A note on hazards. If you are telling a gritty story or perhaps trying a few sessions of harrowing wilderness survival, consider preventing the benefits of a long rest until the journey is complete. Consider preventing the conditions or loss of hit points unable to be solved using spell casting. This particular disease or condition can only be cured with 3 days convalescence. This can make wilderness seem all the more intense and hostile, leading the players to yearn for relief. Don’t do this just for the sake of trouble, again, good stories have conflict, but that conflict should be solvable or player’s feel their actions mean nothing. With a player down for the count with an injury, I have seen the table come together to solve this problem with more intensity than they have for the main plot.
Combat in the Wild
- Does not have to be turn based! Not every combat scenario has to roll initiative, especially when the threat doesn’t mean anything for the larger story.
- You can rather, use the contribution challenge to resolve the encounter. Go around the table and ask how each player wants to act in order to fulfill the mission. Let them ask good questions and then together, build the win.
- Consider using the monsters AC as the difficulty for the challenge and reward the players with loot and success for high rolls and damage and success for low rolls. Reduce spell slots, hit dice, or give conditions to express the pain of conflict.
- Unless the story begs for a tragic moment in the wild, don’t allow the players to die at the hand of a hungry predator. However, a string of low rolls could mean the player is unconscious for days and must be attended or brought to the local tribal shaman for healing. Let the story continue from there.
- This methods allows for exciting combat without taking as much time as rolling initiative. Use this when combat encounters occur but are not necessarily related to the plot.
Resource Management

Wilderland travel can span over weeks in game, but seconds out of the game.
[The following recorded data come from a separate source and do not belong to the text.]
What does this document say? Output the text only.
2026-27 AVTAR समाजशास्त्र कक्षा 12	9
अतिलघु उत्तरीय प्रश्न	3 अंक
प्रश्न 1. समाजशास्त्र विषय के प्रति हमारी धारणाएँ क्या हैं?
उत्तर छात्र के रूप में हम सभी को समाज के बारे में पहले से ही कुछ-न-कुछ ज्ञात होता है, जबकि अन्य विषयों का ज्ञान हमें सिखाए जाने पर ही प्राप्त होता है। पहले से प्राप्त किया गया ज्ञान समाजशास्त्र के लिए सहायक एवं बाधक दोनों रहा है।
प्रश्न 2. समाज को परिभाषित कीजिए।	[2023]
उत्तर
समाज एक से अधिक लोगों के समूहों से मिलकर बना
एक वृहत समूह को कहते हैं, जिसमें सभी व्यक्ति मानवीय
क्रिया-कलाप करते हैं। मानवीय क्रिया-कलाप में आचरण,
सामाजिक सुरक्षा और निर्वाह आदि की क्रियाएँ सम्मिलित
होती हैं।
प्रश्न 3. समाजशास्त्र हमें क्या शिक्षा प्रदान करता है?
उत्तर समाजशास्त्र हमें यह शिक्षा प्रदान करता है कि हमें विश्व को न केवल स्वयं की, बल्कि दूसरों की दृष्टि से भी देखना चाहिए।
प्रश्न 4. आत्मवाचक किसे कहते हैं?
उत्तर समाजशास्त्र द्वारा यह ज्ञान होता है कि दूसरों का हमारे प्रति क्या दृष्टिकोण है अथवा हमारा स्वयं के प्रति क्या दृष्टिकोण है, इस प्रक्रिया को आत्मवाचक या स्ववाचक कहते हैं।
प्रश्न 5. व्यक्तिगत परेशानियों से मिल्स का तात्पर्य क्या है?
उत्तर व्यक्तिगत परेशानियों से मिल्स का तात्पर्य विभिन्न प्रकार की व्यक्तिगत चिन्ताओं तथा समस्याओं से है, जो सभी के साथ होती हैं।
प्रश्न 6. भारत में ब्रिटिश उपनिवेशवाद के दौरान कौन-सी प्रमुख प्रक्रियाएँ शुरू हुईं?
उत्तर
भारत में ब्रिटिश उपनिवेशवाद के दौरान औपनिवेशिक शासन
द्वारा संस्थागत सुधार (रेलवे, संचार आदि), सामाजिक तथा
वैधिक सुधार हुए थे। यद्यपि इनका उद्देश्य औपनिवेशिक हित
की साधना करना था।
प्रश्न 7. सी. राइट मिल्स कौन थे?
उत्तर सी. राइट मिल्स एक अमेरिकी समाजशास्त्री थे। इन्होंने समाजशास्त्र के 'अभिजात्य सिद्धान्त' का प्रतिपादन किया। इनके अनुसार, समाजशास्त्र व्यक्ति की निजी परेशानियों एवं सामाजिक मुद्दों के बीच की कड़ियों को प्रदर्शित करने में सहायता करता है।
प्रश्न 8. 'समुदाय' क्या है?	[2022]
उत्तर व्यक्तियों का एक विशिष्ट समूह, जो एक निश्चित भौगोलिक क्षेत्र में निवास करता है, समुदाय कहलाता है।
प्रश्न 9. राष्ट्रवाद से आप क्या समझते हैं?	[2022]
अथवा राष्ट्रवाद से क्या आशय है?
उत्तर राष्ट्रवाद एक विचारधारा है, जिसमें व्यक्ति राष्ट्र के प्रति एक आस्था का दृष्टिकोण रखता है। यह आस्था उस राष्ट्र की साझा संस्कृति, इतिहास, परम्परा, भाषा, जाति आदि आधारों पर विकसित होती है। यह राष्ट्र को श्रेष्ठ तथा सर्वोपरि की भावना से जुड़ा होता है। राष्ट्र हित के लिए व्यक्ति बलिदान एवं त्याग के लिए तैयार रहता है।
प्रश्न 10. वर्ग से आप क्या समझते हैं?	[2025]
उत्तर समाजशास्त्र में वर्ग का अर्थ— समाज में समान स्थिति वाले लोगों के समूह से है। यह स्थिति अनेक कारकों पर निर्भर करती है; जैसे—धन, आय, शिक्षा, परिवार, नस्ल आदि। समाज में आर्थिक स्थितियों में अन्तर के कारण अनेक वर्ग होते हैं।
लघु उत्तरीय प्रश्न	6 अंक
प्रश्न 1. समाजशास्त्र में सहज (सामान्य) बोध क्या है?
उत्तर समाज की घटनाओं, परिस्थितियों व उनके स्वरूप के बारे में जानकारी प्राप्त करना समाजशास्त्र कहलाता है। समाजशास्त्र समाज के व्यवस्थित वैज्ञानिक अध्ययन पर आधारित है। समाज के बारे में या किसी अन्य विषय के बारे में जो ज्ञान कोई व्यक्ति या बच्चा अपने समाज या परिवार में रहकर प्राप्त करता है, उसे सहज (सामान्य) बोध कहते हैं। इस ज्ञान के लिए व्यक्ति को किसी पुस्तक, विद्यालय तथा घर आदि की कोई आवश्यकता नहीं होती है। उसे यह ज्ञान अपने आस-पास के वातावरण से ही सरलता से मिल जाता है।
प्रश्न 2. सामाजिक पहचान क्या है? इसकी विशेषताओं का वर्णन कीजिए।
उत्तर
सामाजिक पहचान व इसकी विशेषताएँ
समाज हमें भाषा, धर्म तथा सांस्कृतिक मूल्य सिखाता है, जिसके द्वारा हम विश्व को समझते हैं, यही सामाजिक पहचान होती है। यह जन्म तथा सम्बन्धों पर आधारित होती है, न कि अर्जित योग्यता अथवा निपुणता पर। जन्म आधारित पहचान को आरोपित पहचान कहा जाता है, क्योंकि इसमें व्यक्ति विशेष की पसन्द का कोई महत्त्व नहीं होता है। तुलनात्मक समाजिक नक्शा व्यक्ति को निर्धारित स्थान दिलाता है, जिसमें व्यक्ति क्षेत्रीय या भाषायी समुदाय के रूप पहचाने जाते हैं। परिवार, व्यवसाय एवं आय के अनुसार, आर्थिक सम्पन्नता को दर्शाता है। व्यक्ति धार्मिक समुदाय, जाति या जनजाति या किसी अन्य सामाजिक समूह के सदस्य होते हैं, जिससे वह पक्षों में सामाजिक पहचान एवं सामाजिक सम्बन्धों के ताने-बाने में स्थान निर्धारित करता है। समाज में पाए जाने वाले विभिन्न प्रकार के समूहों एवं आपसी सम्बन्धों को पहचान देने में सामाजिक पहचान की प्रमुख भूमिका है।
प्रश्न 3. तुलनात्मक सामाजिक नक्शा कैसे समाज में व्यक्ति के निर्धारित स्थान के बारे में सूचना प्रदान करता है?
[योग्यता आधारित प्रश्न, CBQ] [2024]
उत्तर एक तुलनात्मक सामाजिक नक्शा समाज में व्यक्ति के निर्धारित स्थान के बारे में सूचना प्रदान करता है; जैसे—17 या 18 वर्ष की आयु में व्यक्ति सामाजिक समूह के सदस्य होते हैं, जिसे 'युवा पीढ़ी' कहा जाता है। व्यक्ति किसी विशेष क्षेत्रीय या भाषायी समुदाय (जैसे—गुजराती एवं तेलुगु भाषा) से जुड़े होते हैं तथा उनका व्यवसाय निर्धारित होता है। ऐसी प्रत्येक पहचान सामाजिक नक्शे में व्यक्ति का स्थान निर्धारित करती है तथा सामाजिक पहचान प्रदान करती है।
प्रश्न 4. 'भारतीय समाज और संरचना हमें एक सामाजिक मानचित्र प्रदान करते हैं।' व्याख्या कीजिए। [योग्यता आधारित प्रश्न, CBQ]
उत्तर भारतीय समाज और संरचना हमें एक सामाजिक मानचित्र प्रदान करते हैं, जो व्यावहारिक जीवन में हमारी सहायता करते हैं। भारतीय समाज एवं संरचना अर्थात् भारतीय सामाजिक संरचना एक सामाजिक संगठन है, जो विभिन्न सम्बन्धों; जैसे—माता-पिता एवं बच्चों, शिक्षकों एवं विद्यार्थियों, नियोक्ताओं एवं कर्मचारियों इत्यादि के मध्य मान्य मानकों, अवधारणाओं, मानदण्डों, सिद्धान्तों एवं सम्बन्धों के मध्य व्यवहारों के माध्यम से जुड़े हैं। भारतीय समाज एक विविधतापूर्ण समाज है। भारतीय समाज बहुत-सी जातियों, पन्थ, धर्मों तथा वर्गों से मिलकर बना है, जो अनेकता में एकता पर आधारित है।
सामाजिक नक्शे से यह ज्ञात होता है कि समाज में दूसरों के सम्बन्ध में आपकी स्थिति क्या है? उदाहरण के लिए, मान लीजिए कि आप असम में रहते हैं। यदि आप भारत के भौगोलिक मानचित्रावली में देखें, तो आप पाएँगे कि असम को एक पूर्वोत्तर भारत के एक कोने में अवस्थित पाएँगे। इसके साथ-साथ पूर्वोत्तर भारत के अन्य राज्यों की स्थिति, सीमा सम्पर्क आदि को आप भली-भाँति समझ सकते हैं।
To extend the narration of this story, keep track of the travel time as the players move through the wild. One day 1-4, have the players roll a survival check to determine how well they managed their resources. On a low roll, maybe they still proceed through the travel, but experience dehydration, hunger, spoilage of food or a jungle vermin steals their supplies. And then let the players take over by asking good questions and banding together to resolve the challenge. On day 5-8, have them roll a constitution save to determine if anyone comes down with a sickness. Then, the story continues as the players then have to resolve the challenge with narrative ideas. Note that these challenges don’t necessarily mean casting of spells, but presents an opportunity to describe the legends and lore in your world. Invent cures, and allow the players to discover the environment. My players have come up with bloodflower, underberries and bloated frogs as a means to cure conditions and diseases.
In this way, you can narrate wilderness survival and travel without playing hour by hour and experience the changing of seasons and time in your world.
A good sojourner asks great questions!
A good storyteller begins by listening!
And so our story continues as we share the stories around the table.